Kristin Mullen and her sister, Karin Davis Brown, at Mullen's new Snider Plaza Store. (Photo: Courtesy)
Kristin Mullen and her sister, Karin Davis Brown, at Mullen’s new Snider Plaza Store. (Photo: Courtesy)

Interior designer Kristin Mullen has lived in and traveled to several design hubs throughout her life: Chicago, New York, Tokyo, and London, to name a few. But since 2005, she has set her roots in Dallas; most recently by opening her own home decor and accessories boutique, Curated by Kristin Mullen, in Snider Plaza.

Some may recognize the name from her interior design business Kristin Mullen Designs, formerly called Covetable Designs.

While Mullen enjoys making her clients’ visions come to life, the store provides the opportunity to reflect and share her personal taste with customers. “All my life experiences, plus the travel I’ve been fortunate enough to do, and the various places that I’ve lived really inform my design aesthetic,” Mullen said. That, and the fact that she has four kids and two dogs, she added. All these moving parts in her life have helped her develop her style and taste.

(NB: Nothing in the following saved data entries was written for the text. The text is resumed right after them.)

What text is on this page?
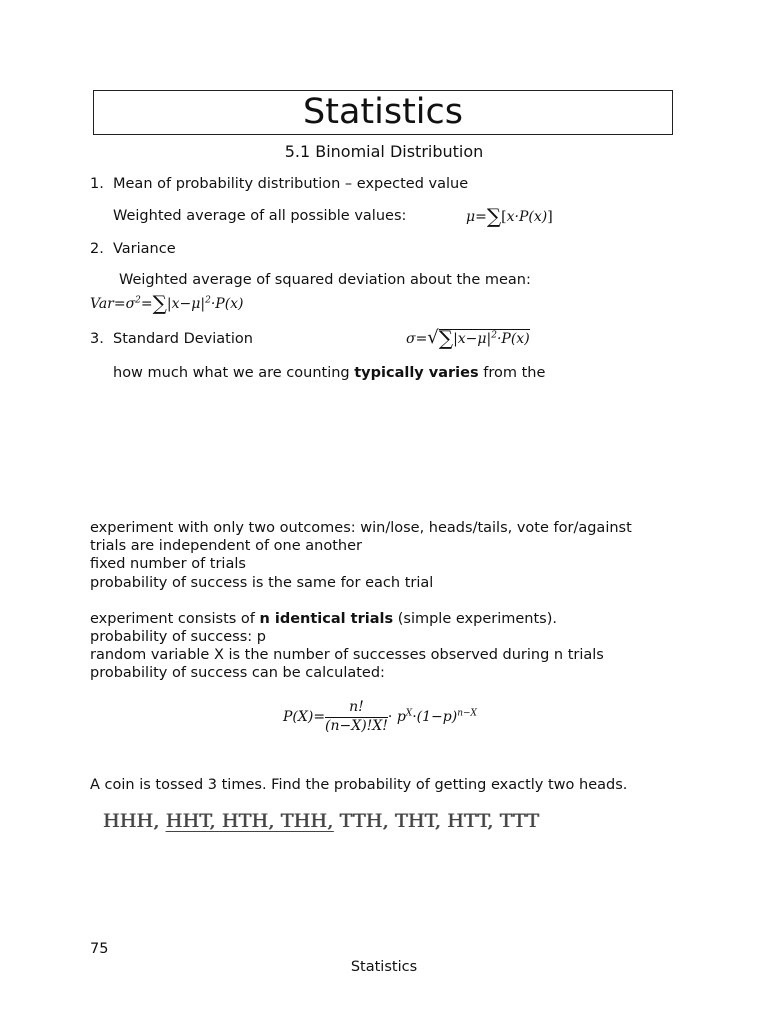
Statistics
5.1 Binomial Distribution
1. Mean of probability distribution – expected value
Weighted average of all possible values:	μ=∑[x·P(x)]
2. Variance
Weighted average of squared deviation about the mean:
$Var=\sigma^2=\sum|x-\mu|^2\cdot P(x)$
3. Standard Deviation	$\sigma=√\sum|x-\mu|^2\cdot P(x)$
how much what we are counting typically varies from the
experiment with only two outcomes: win/lose, heads/tails, vote for/against
trials are independent of one another
fixed number of trials
probability of success is the same for each trial
experiment consists of n identical trials (simple experiments).
probability of success: p
random variable X is the number of successes observed during n trials
probability of success can be calculated:
$P(X)= \frac{n!}{(n-X)!X!} \cdot p^X\cdot(1-p)^{n-X}$
A coin is tossed 3 times. Find the probability of getting exactly two heads.
HHH, HHT, HTH, THH, TTH, THT, HTT, TTT
75
Statistics
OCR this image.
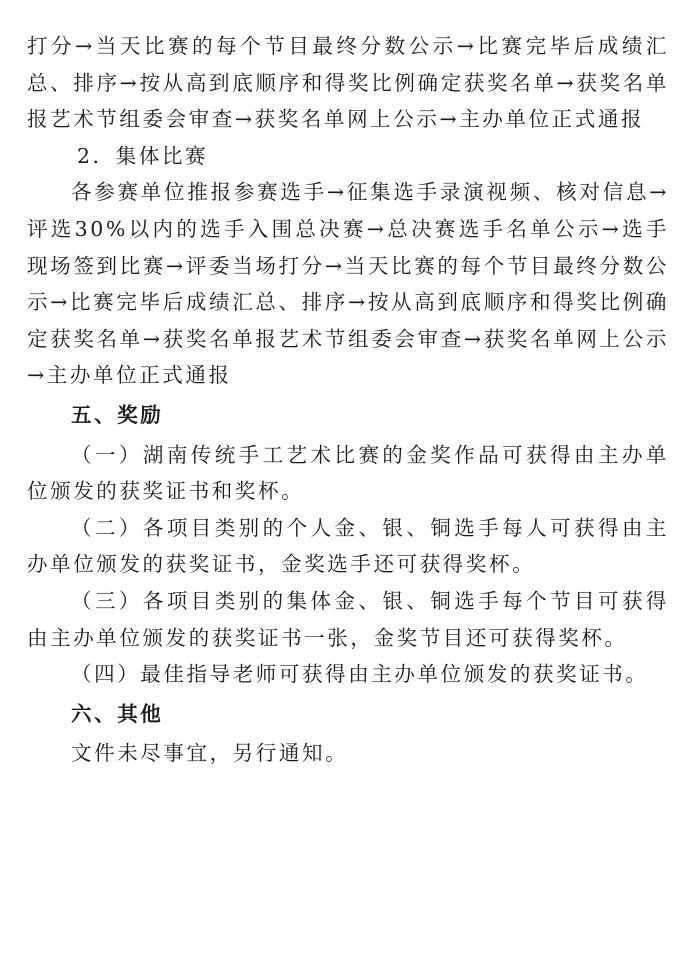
打分→当天比赛的每个节目最终分数公示→比赛完毕后成绩汇总、排序→按从高到底顺序和得奖比例确定获奖名单→获奖名单报艺术节组委会审查→获奖名单网上公示→主办单位正式通报

2．集体比赛

各参赛单位推报参赛选手→征集选手录演视频、核对信息→评选30%以内的选手入围总决赛→总决赛选手名单公示→选手现场签到比赛→评委当场打分→当天比赛的每个节目最终分数公示→比赛完毕后成绩汇总、排序→按从高到底顺序和得奖比例确定获奖名单→获奖名单报艺术节组委会审查→获奖名单网上公示→主办单位正式通报

五、奖励

（一）湖南传统手工艺术比赛的金奖作品可获得由主办单位颁发的获奖证书和奖杯。

（二）各项目类别的个人金、银、铜选手每人可获得由主办单位颁发的获奖证书，金奖选手还可获得奖杯。

（三）各项目类别的集体金、银、铜选手每个节目可获得由主办单位颁发的获奖证书一张，金奖节目还可获得奖杯。

（四）最佳指导老师可获得由主办单位颁发的获奖证书。

六、其他

文件未尽事宜，另行通知。
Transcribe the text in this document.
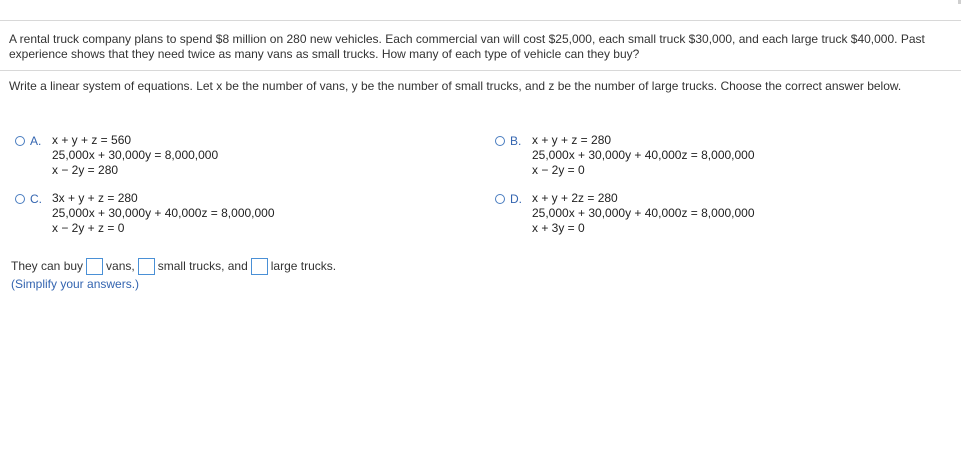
A rental truck company plans to spend $8 million on 280 new vehicles. Each commercial van will cost $25,000, each small truck $30,000, and each large truck $40,000. Past experience shows that they need twice as many vans as small trucks. How many of each type of vehicle can they buy?
Write a linear system of equations. Let x be the number of vans, y be the number of small trucks, and z be the number of large trucks. Choose the correct answer below.
A. x + y + z = 560
25,000x + 30,000y = 8,000,000
x − 2y = 280
B. x + y + z = 280
25,000x + 30,000y + 40,000z = 8,000,000
x − 2y = 0
C. 3x + y + z = 280
25,000x + 30,000y + 40,000z = 8,000,000
x − 2y + z = 0
D. x + y + 2z = 280
25,000x + 30,000y + 40,000z = 8,000,000
x + 3y = 0
They can buy vans, small trucks, and large trucks.
(Simplify your answers.)
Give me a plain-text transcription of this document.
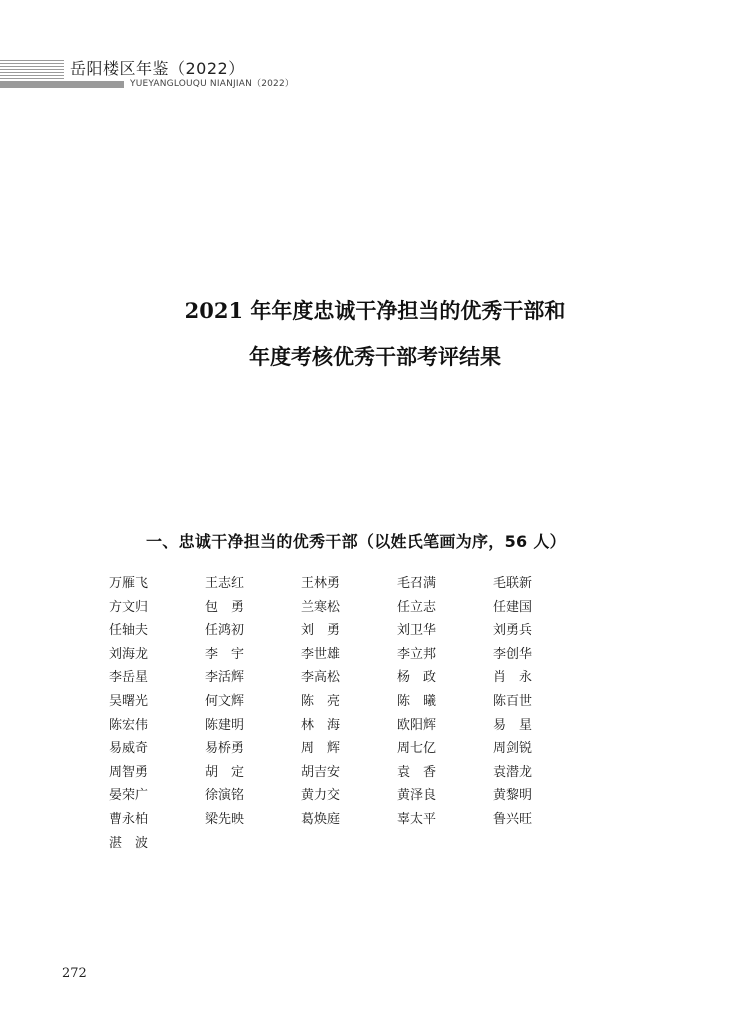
岳阳楼区年鉴（2022）
YUEYANGLOUQU NIANJIAN（2022）
2021 年年度忠诚干净担当的优秀干部和
年度考核优秀干部考评结果
一、忠诚干净担当的优秀干部（以姓氏笔画为序，56 人）
万雁飞	王志红	王林勇	毛召满	毛联新
方文归	包　勇	兰寒松	任立志	任建国
任轴夫	任鸿初	刘　勇	刘卫华	刘勇兵
刘海龙	李　宇	李世雄	李立邦	李创华
李岳星	李活辉	李高松	杨　政	肖　永
吴曙光	何文辉	陈　亮	陈　曦	陈百世
陈宏伟	陈建明	林　海	欧阳辉	易　星
易威奇	易桥勇	周　辉	周七亿	周剑锐
周智勇	胡　定	胡吉安	袁　香	袁潜龙
晏荣广	徐演铭	黄力交	黄泽良	黄黎明
曹永柏	梁先映	葛焕庭	辜太平	鲁兴旺
湛　波
272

Mullen describes the items in her store as comfortable luxury. Upholstered seating combines a finer touch with practicality, she said.
She is also strongly influenced by nature. Faux bois (false wood) wallpaper and shell décor make clients feel more calm and comfortable, she said. “I would say I’m very clean-lined traditional in my aesthetic,” Mullen said. “I don’t like too much detail. Too elaborate, too frou-frou, doesn’t particularly appeal to me. The things that I’m drawn to tend to be more clean, have cleaner lines.”

As indicated in the name of the store, Mullen curates the shop herself, mostly from pieces she finds at antique stores and shows she visits on her travels. This means that as patrons browse her store, she can answer questions about most of the pieces’ histories. “If I’m at an antique show in the middle of nowhere, and [I] see what [I] believe to be the perfect piece …, now I don’t have to pass it up,” Mullen said. “I can get it for the shop, and if [a] client loves it as much as I do, they can have it. If not, it can join its friends here in the shop.”

Mullen only got into interior decorating about nine years ago. Before helping people turn their homes into masterpieces, Mullen had her own business designing table linens, and helped found an independent school. All the while she renovated multiple homes, helped friends – and the designing part stuck.

“It was sort of a natural thing for me to go into business,” Mullen said. Part of Mullen’s charm is that she loves to make her clients happy, she said. That and no two homes she design will ever look the same.

“I would say the best thing about my design is they reflect my clients personalities and tastes and likes much more than they reflect mine,” Mullen said. “So, if you walk into a home I designed, you’re really not going to know it’s me. It’s really important that when I finish a project, my clients feel their homes speak to and of them.”

Mullen compares her work to that of a ghostwriter’s. She’s just there to help her clients tell their stories through their décor.
“It’s a bit of a juggling act, but I’m finding my stride,” Mullen said.